Leetcode: 2167. Minimum Time to Remove All Cars Containing Illegal Goods
Problem Statement
- Mistake: Careless coding. Came up with the way to count but didn't stop to verify if they were covering all cases.
- Blackbox: You solved a similar problem where you had to compute \(dp[i]\) using only the next \(j\) that satisfy some condition.
- Pattern: Find optimal partition of array. Find \(i\) where \(s[0..i-1]\) will require \(i\) operations plus the best of spending \(N-i\) operation to clear the left side or \(2+best(i+1)\).

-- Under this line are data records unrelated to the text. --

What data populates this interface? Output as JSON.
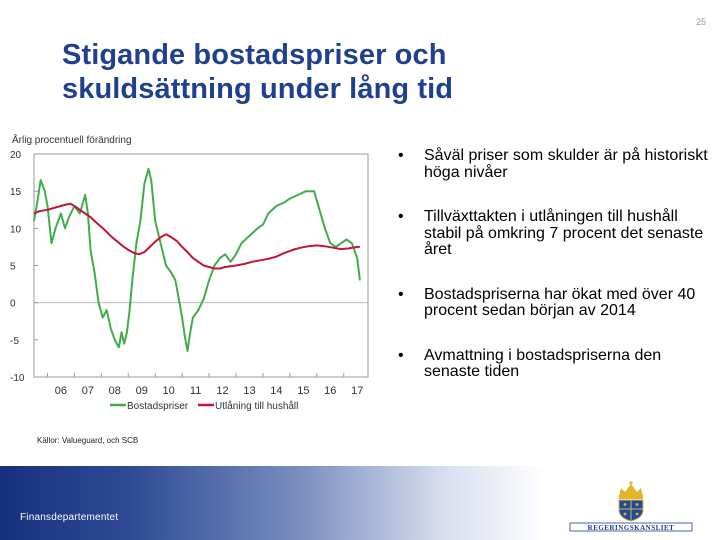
{
  "page_number": "25",
  "title": "Stigande bostadspriser och skuldsättning under lång tid",
  "bullets": [
    "Såväl priser som skulder är på historiskt höga nivåer",
    "Tillväxttakten i utlåningen till hushåll stabil på omkring 7 procent det senaste året",
    "Bostadspriserna har ökat med över 40 procent sedan början av 2014",
    "Avmattning i bostadspriserna den senaste tiden"
  ],
  "source": "Källor: Valueguard, och SCB",
  "footer_label": "Finansdepartementet",
  "logo_text": "REGERINGSKANSLIET",
  "colors": {
    "title": "#1f3f8f",
    "bostadspriser": "#3fae49",
    "utlaning": "#c0163a"
  },
  "chart_data": {
    "type": "line",
    "ylabel": "Årlig procentuell förändring",
    "ylim": [
      -10,
      20
    ],
    "yticks": [
      20,
      15,
      10,
      5,
      0,
      -5,
      -10
    ],
    "xlim": [
      2005.5,
      2017.9
    ],
    "xtick_labels": [
      "06",
      "07",
      "08",
      "09",
      "10",
      "11",
      "12",
      "13",
      "14",
      "15",
      "16",
      "17"
    ],
    "grid": false,
    "legend_position": "bottom",
    "series": [
      {
        "name": "Bostadspriser",
        "color": "#3fae49",
        "points": [
          [
            2005.5,
            11
          ],
          [
            2005.6,
            13
          ],
          [
            2005.75,
            16.5
          ],
          [
            2005.9,
            15
          ],
          [
            2006.0,
            13
          ],
          [
            2006.15,
            8
          ],
          [
            2006.3,
            10
          ],
          [
            2006.5,
            12
          ],
          [
            2006.65,
            10
          ],
          [
            2006.8,
            11.5
          ],
          [
            2007.0,
            13
          ],
          [
            2007.2,
            12
          ],
          [
            2007.4,
            14.5
          ],
          [
            2007.5,
            12
          ],
          [
            2007.6,
            7
          ],
          [
            2007.75,
            4
          ],
          [
            2007.9,
            0
          ],
          [
            2008.05,
            -2
          ],
          [
            2008.2,
            -1
          ],
          [
            2008.35,
            -3.5
          ],
          [
            2008.5,
            -5
          ],
          [
            2008.65,
            -6
          ],
          [
            2008.75,
            -4
          ],
          [
            2008.85,
            -5.5
          ],
          [
            2008.95,
            -4
          ],
          [
            2009.05,
            -1
          ],
          [
            2009.15,
            3
          ],
          [
            2009.3,
            8
          ],
          [
            2009.45,
            11
          ],
          [
            2009.6,
            16
          ],
          [
            2009.75,
            18
          ],
          [
            2009.85,
            16.5
          ],
          [
            2010.0,
            11
          ],
          [
            2010.2,
            8
          ],
          [
            2010.4,
            5
          ],
          [
            2010.6,
            4
          ],
          [
            2010.75,
            3
          ],
          [
            2010.9,
            0
          ],
          [
            2011.0,
            -2
          ],
          [
            2011.1,
            -4.5
          ],
          [
            2011.2,
            -6.5
          ],
          [
            2011.3,
            -4
          ],
          [
            2011.4,
            -2
          ],
          [
            2011.6,
            -1
          ],
          [
            2011.8,
            0.5
          ],
          [
            2012.0,
            3
          ],
          [
            2012.2,
            5
          ],
          [
            2012.4,
            6
          ],
          [
            2012.6,
            6.5
          ],
          [
            2012.8,
            5.5
          ],
          [
            2013.0,
            6.5
          ],
          [
            2013.2,
            8
          ],
          [
            2013.5,
            9
          ],
          [
            2013.8,
            10
          ],
          [
            2014.0,
            10.5
          ],
          [
            2014.2,
            12
          ],
          [
            2014.5,
            13
          ],
          [
            2014.8,
            13.5
          ],
          [
            2015.0,
            14
          ],
          [
            2015.3,
            14.5
          ],
          [
            2015.6,
            15
          ],
          [
            2015.9,
            15
          ],
          [
            2016.1,
            12.5
          ],
          [
            2016.3,
            10
          ],
          [
            2016.5,
            8
          ],
          [
            2016.7,
            7.5
          ],
          [
            2016.9,
            8
          ],
          [
            2017.1,
            8.5
          ],
          [
            2017.3,
            8
          ],
          [
            2017.5,
            6
          ],
          [
            2017.6,
            3
          ]
        ]
      },
      {
        "name": "Utlåning till hushåll",
        "color": "#c0163a",
        "points": [
          [
            2005.5,
            12
          ],
          [
            2005.7,
            12.3
          ],
          [
            2006.0,
            12.5
          ],
          [
            2006.3,
            12.8
          ],
          [
            2006.5,
            13
          ],
          [
            2006.7,
            13.2
          ],
          [
            2006.85,
            13.3
          ],
          [
            2007.0,
            13
          ],
          [
            2007.2,
            12.5
          ],
          [
            2007.4,
            12
          ],
          [
            2007.6,
            11.5
          ],
          [
            2007.8,
            10.8
          ],
          [
            2008.0,
            10.2
          ],
          [
            2008.2,
            9.5
          ],
          [
            2008.4,
            8.8
          ],
          [
            2008.6,
            8.2
          ],
          [
            2008.8,
            7.6
          ],
          [
            2009.0,
            7.1
          ],
          [
            2009.2,
            6.7
          ],
          [
            2009.4,
            6.5
          ],
          [
            2009.6,
            6.8
          ],
          [
            2009.8,
            7.5
          ],
          [
            2010.0,
            8.2
          ],
          [
            2010.2,
            8.8
          ],
          [
            2010.4,
            9.2
          ],
          [
            2010.6,
            8.8
          ],
          [
            2010.8,
            8.3
          ],
          [
            2011.0,
            7.5
          ],
          [
            2011.2,
            6.8
          ],
          [
            2011.4,
            6
          ],
          [
            2011.6,
            5.5
          ],
          [
            2011.8,
            5
          ],
          [
            2012.0,
            4.8
          ],
          [
            2012.2,
            4.6
          ],
          [
            2012.4,
            4.6
          ],
          [
            2012.6,
            4.8
          ],
          [
            2012.8,
            4.9
          ],
          [
            2013.0,
            5
          ],
          [
            2013.3,
            5.2
          ],
          [
            2013.6,
            5.5
          ],
          [
            2013.9,
            5.7
          ],
          [
            2014.2,
            5.9
          ],
          [
            2014.5,
            6.2
          ],
          [
            2014.8,
            6.7
          ],
          [
            2015.1,
            7.1
          ],
          [
            2015.4,
            7.4
          ],
          [
            2015.7,
            7.6
          ],
          [
            2016.0,
            7.7
          ],
          [
            2016.3,
            7.6
          ],
          [
            2016.6,
            7.4
          ],
          [
            2016.9,
            7.2
          ],
          [
            2017.2,
            7.3
          ],
          [
            2017.5,
            7.5
          ],
          [
            2017.6,
            7.5
          ]
        ]
      }
    ]
  }
}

- How can we extend the solution for \(i\) to \(i+1\)? The answer will have an interval \((i, j)\) (could be empty) where we will pay \(2\) to remove the cars. Therefore, it score is \(i-1+ones(i,j)+n-j\). We can't iterate over all intervals, but can compute the same score if we have \(f(i)\) as the minimum score to remove cars from \(i\) to \(n-1\). Now the problem is \(min(i + f(i))\) for \(0 \leq i < n\). Time complexity is \(O(n)\) with \(O(1)\) space.
class Solution:
def minimumTime(self, s: str) -> int:
N = len(s)
best = 0
ans = float("inf")
j = N - 1
for i in range(N - 1, -1, -1):
if i == j:
j -= 1
while j >= 0 and s[j] == "0":
j -= 1
best = min(N - i, 2 + best if s[i] == "1" else best)
ans = min(ans, j + 1 + best)
return ans
assert Solution().minimumTime("1100101") == 5
assert Solution().minimumTime("0010") == 2